A new cyber espionage tool, known as Daxin, has emerged as part of a sustained campaign attributed to threat actors linked to China, targeting governments and critical infrastructure since at least 2013. This sophisticated backdoor has been identified by Broadcom’s Symantec Threat Hunter team, who described it as capable of facilitating diverse communications and information gathering efforts focused on sectors such as telecommunications, transportation, and manufacturing, all of which hold significant strategic interest for China.
According to an advisory from the U.S. Cybersecurity and Infrastructure Security Agency (CISA), Daxin is categorized as an advanced rootkit backdoor featuring complex command-and-control (C2) functionalities. These allow remote actors to interact with secure devices that are not directly connected to the internet, thereby creating a stealthy method of data exfiltration without raising alarms.
The Daxin implant utilizes a Windows kernel driver to establish a sophisticated communications channel that enables it to operate covertly. Rather than launching its own network services, Daxin cunningly exploits legitimate TCP/IP services running on the infected systems.

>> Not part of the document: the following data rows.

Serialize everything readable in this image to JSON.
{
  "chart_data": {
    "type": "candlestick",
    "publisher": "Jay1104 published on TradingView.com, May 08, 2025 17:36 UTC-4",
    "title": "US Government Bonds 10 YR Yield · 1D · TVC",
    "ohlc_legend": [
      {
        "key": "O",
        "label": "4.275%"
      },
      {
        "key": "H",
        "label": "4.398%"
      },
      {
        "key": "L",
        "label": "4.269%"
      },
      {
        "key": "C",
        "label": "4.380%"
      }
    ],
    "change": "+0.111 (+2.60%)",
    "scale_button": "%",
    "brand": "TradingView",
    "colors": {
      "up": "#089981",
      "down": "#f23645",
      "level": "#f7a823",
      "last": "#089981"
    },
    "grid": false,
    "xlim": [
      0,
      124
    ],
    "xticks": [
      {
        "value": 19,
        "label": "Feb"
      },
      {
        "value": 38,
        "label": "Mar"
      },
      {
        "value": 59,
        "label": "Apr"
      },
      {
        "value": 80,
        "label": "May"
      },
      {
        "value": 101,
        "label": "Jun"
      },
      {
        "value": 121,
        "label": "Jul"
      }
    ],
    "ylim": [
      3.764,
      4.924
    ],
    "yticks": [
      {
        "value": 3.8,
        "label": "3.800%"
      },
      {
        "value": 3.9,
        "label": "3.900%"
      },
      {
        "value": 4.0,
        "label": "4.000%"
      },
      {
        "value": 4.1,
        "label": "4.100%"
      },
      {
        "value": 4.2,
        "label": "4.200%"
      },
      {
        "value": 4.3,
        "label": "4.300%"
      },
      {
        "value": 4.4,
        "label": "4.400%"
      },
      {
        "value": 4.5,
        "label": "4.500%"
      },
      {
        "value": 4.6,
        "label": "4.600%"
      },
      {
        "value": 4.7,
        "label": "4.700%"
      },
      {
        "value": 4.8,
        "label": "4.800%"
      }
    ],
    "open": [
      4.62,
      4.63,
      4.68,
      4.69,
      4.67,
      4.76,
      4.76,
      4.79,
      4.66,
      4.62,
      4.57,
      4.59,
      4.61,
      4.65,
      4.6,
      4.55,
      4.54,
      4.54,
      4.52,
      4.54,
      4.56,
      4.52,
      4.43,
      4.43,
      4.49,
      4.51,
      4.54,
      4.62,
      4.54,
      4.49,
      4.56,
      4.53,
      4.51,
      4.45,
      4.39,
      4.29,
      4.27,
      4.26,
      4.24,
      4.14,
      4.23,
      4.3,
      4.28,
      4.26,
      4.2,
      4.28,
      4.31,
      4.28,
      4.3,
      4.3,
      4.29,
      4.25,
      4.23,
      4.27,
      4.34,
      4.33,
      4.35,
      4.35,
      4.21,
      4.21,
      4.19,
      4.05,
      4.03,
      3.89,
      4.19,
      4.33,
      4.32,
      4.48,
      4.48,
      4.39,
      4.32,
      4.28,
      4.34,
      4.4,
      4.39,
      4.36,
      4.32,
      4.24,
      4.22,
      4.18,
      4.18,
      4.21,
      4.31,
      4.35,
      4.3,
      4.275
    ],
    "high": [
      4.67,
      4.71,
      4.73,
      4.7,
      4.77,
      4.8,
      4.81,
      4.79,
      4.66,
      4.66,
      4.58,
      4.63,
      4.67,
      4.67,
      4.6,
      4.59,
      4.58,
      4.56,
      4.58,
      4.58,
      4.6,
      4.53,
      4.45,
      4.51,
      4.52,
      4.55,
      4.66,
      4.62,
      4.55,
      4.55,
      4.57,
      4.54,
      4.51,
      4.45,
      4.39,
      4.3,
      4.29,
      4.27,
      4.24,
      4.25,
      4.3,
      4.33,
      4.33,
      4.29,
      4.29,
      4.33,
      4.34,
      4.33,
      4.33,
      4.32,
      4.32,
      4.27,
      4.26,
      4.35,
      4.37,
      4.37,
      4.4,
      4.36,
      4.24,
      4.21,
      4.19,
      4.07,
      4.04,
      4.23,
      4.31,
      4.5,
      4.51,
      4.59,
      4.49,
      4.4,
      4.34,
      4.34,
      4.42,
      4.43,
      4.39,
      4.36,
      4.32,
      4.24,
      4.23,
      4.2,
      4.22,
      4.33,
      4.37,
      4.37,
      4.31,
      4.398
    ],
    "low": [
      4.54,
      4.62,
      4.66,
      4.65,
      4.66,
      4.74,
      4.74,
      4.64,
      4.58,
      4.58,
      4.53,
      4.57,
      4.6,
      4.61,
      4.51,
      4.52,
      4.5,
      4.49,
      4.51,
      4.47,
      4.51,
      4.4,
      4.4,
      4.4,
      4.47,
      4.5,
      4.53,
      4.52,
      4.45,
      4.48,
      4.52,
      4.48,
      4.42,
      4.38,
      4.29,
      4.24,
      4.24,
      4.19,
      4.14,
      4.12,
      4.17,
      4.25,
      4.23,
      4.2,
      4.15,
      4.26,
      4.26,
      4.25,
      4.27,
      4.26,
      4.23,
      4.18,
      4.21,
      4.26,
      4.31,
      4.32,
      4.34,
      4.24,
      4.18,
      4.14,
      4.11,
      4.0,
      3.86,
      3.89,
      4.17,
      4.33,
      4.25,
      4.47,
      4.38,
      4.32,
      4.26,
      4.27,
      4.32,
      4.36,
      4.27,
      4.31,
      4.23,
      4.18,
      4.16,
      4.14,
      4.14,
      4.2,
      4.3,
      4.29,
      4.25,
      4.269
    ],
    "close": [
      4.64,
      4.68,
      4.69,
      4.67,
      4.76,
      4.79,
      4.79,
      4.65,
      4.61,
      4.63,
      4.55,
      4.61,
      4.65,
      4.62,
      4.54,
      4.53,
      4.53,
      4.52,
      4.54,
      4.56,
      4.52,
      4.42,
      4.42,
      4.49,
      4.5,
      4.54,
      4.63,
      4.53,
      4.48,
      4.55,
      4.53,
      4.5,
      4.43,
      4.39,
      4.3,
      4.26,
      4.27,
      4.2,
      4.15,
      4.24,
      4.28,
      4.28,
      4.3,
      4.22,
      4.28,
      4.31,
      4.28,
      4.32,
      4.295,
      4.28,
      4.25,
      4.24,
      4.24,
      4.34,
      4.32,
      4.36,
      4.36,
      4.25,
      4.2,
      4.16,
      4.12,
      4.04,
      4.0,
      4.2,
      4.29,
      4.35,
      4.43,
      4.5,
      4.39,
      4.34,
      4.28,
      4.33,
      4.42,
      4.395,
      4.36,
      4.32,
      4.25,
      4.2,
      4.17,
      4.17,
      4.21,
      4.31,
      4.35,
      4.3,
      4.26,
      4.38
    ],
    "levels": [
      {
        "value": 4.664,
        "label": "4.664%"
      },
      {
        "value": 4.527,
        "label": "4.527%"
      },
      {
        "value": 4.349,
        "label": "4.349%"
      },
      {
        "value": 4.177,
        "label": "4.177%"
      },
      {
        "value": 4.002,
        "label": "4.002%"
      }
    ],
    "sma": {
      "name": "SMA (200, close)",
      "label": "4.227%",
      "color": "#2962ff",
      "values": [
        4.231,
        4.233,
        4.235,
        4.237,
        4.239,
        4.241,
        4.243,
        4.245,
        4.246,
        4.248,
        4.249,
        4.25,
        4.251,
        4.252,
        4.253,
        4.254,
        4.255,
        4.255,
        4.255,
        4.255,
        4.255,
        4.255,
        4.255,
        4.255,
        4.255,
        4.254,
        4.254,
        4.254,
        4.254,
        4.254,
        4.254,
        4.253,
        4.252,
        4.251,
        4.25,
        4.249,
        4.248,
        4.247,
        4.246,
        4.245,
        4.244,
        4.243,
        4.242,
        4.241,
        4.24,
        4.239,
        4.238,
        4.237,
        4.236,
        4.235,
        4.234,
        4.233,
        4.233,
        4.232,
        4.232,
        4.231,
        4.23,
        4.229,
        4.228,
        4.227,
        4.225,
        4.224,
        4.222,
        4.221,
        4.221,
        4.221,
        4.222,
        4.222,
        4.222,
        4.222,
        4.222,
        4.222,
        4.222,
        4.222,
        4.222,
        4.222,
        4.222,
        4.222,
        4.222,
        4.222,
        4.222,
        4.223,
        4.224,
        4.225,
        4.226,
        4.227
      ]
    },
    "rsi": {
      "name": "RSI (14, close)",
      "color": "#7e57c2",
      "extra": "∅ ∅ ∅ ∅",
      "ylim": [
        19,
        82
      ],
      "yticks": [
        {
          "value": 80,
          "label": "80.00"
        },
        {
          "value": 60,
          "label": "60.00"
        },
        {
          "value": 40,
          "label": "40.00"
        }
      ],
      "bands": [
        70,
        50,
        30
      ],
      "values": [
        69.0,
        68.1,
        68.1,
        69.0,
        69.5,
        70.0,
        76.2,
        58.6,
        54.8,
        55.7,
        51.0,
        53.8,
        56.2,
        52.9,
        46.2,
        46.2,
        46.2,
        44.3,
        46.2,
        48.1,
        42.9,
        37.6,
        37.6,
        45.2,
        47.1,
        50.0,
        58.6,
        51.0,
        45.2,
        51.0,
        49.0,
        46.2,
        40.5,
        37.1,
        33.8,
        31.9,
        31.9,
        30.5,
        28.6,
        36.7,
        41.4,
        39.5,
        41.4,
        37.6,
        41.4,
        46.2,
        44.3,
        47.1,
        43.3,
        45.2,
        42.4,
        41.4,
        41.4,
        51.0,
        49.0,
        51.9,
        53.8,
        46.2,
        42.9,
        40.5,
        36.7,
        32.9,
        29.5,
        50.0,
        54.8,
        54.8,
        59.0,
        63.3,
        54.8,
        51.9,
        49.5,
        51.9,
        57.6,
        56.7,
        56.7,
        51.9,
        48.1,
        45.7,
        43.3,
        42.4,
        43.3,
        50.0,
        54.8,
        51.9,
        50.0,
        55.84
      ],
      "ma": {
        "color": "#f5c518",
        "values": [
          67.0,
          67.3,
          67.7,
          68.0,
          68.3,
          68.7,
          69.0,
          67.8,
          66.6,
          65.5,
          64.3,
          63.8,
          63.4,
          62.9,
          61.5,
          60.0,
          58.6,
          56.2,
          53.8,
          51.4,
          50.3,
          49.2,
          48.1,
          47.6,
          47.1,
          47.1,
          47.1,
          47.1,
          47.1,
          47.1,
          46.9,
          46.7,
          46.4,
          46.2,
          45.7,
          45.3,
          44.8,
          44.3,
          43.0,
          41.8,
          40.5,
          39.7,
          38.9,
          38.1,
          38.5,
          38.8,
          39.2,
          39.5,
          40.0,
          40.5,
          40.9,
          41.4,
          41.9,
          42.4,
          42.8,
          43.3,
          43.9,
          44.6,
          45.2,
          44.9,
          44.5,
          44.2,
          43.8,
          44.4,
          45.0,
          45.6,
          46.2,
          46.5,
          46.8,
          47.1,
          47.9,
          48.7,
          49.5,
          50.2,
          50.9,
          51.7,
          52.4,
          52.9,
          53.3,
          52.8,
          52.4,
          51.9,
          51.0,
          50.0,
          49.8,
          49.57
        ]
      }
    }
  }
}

This tactical approach blends the malware’s communications with normal network traffic, allowing it to receive commands from remote sources while remaining undetected.
Notably, researchers have likened the capabilities of Daxin to those of Regin, a well-known malware toolkit attributed to the U.S. National Security Agency (NSA) for espionage activities back in 2014. One of the distinct characteristics of Daxin is its lack of noticeable network traffic, which is indicative of its stealthy operation. Furthermore, Daxin can relay commands across a network of infected machines, effectively establishing a “multi-node communications channel” that permits continuous access to compromised systems over extended periods.
While incidents involving Daxin have recently been traced back to November 2021, Symantec has found similarities between Daxin’s code and that of an earlier malware variant, Exforel (also known as Zala), suggesting a possible connection between the two or a shared developer lineage.
The Daxin campaign has not been precisely linked to any single perpetrator. However, the timeline of these attacks indicates that systems compromised by Daxin align with other Chinese espionage tools, such as Slug. An instance included the simultaneous deployment of Daxin and Owprox malware on a tech company’s system in May 2020.
Researchers assert that Daxin represents the pinnacle of malware sophistication associated with Chinese actors, designed to penetrate fortified networks effectively. Based on its capabilities and operational methodology, Daxin seems tailored for targeting resilient systems, facilitating deep infiltration and data extraction without drawing undue attention.
This development comes shortly after Chinese cybersecurity entity Pangu Lab revealed a “top-tier” backdoor known as Bvp47, which had allegedly been employed by the NSA for over a decade. Reports indicate that it targeted around 287 organizations across 45 nations, predominantly located in regions such as China, Korea, Japan, Germany, Spain, India, and Mexico.